Corps seeks comment on Little Missouri River bank projectThe U.S. Army Corps of Engineers has asked the public for its comments on the stabilization of a portion of the Little Missouri River bank near Medora that will hopefully improve safety for drivers along the river south of Medora.
By: Betsy Simon, The Dickinson Press
The U.S. Army Corps of Engineers has asked the public for its comments on the stabilization of a portion of the Little Missouri River bank near Medora that will hopefully improve safety for drivers along the river south of Medora.
All public comments on the project located at the base of a hill along the river must be received by the North Dakota Regulatory Office, 1513 South 12th St., Bismarck, ND 58504 no later than Friday.
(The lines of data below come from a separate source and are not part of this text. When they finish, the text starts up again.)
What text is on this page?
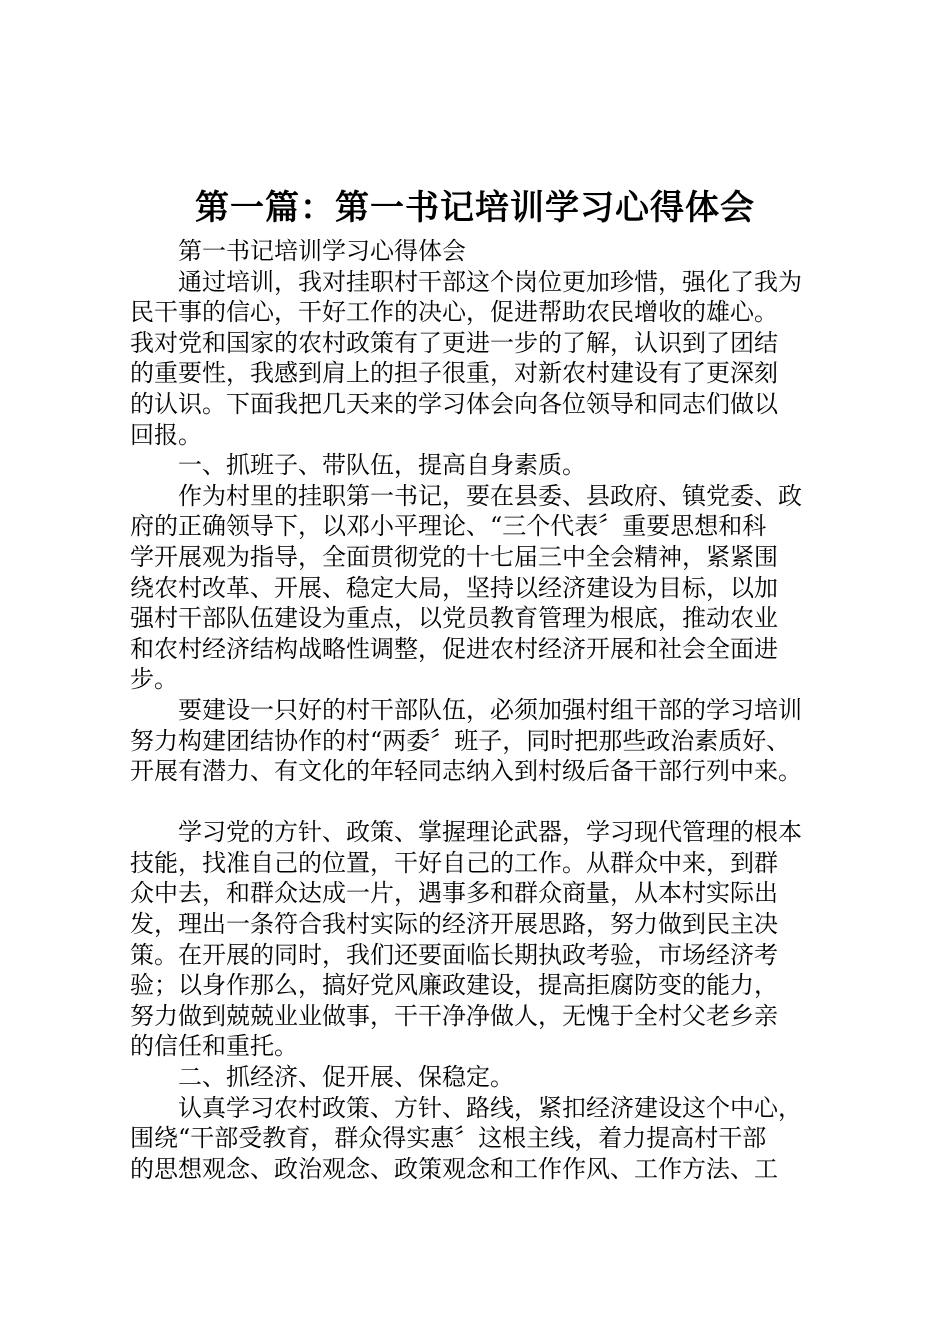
第一篇：第一书记培训学习心得体会
第一书记培训学习心得体会
通过培训，我对挂职村干部这个岗位更加珍惜，强化了我为
民干事的信心，干好工作的决心，促进帮助农民增收的雄心。
我对党和国家的农村政策有了更进一步的了解，认识到了团结
的重要性，我感到肩上的担子很重，对新农村建设有了更深刻
的认识。下面我把几天来的学习体会向各位领导和同志们做以
回报。
一、抓班子、带队伍，提高自身素质。
作为村里的挂职第一书记，要在县委、县政府、镇党委、政
府的正确领导下，以邓小平理论、“三个代表〞重要思想和科
学开展观为指导，全面贯彻党的十七届三中全会精神，紧紧围
绕农村改革、开展、稳定大局，坚持以经济建设为目标，以加
强村干部队伍建设为重点，以党员教育管理为根底，推动农业
和农村经济结构战略性调整，促进农村经济开展和社会全面进
步。
要建设一只好的村干部队伍，必须加强村组干部的学习培训
努力构建团结协作的村“两委〞班子，同时把那些政治素质好、
开展有潜力、有文化的年轻同志纳入到村级后备干部行列中来。
学习党的方针、政策、掌握理论武器，学习现代管理的根本
技能，找准自己的位置，干好自己的工作。从群众中来，到群
众中去，和群众达成一片，遇事多和群众商量，从本村实际出
发，理出一条符合我村实际的经济开展思路，努力做到民主决
策。在开展的同时，我们还要面临长期执政考验，市场经济考
验；以身作那么，搞好党风廉政建设，提高拒腐防变的能力，
努力做到兢兢业业做事，干干净净做人，无愧于全村父老乡亲
的信任和重托。
二、抓经济、促开展、保稳定。
认真学习农村政策、方针、路线，紧扣经济建设这个中心，
围绕“干部受教育，群众得实惠〞这根主线，着力提高村干部
的思想观念、政治观念、政策观念和工作作风、工作方法、工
“It’s in my district,” said Billings County Commissioner Jim Arthaud. “We did a bank stabilization project in the area not too long ago, so this is just an extension of that project.”
Last year, the commission was authorized to stabilize 400 feet of the river bank, south and west of Medora.
Northern Plains Engineering, on behalf of the Billings County Commission, submitted another permit application to the Army Corps of Engineers Dec. 13 proposing to stabilize an additional 350 feet of the bank along the Little Missouri River, south of Medora, using riprap, a permanent, erosion-resistant cover made up of large, loose stones.
For the proposed project in Billings County, the Corps of Engineers is requesting public comment about the possible impacts the project could have on the environment, such as its effects on endangered species, historic properties, water quality, general environmental concerns and other factors of public interest.
But according to the pending permit evaluation, the Little Missouri River bank has been eroding for several years, and more so since the floods between 2009 and 2011. The flooding has left vertical drop-offs in excess of 25 feet in areas of the river.
Patsy Crooke, project manager with the Corps of Engineers, was not available for comment, and Daniel E. Cimarosti, North Dakota State Program manager, said he did not have many details on the project proposal.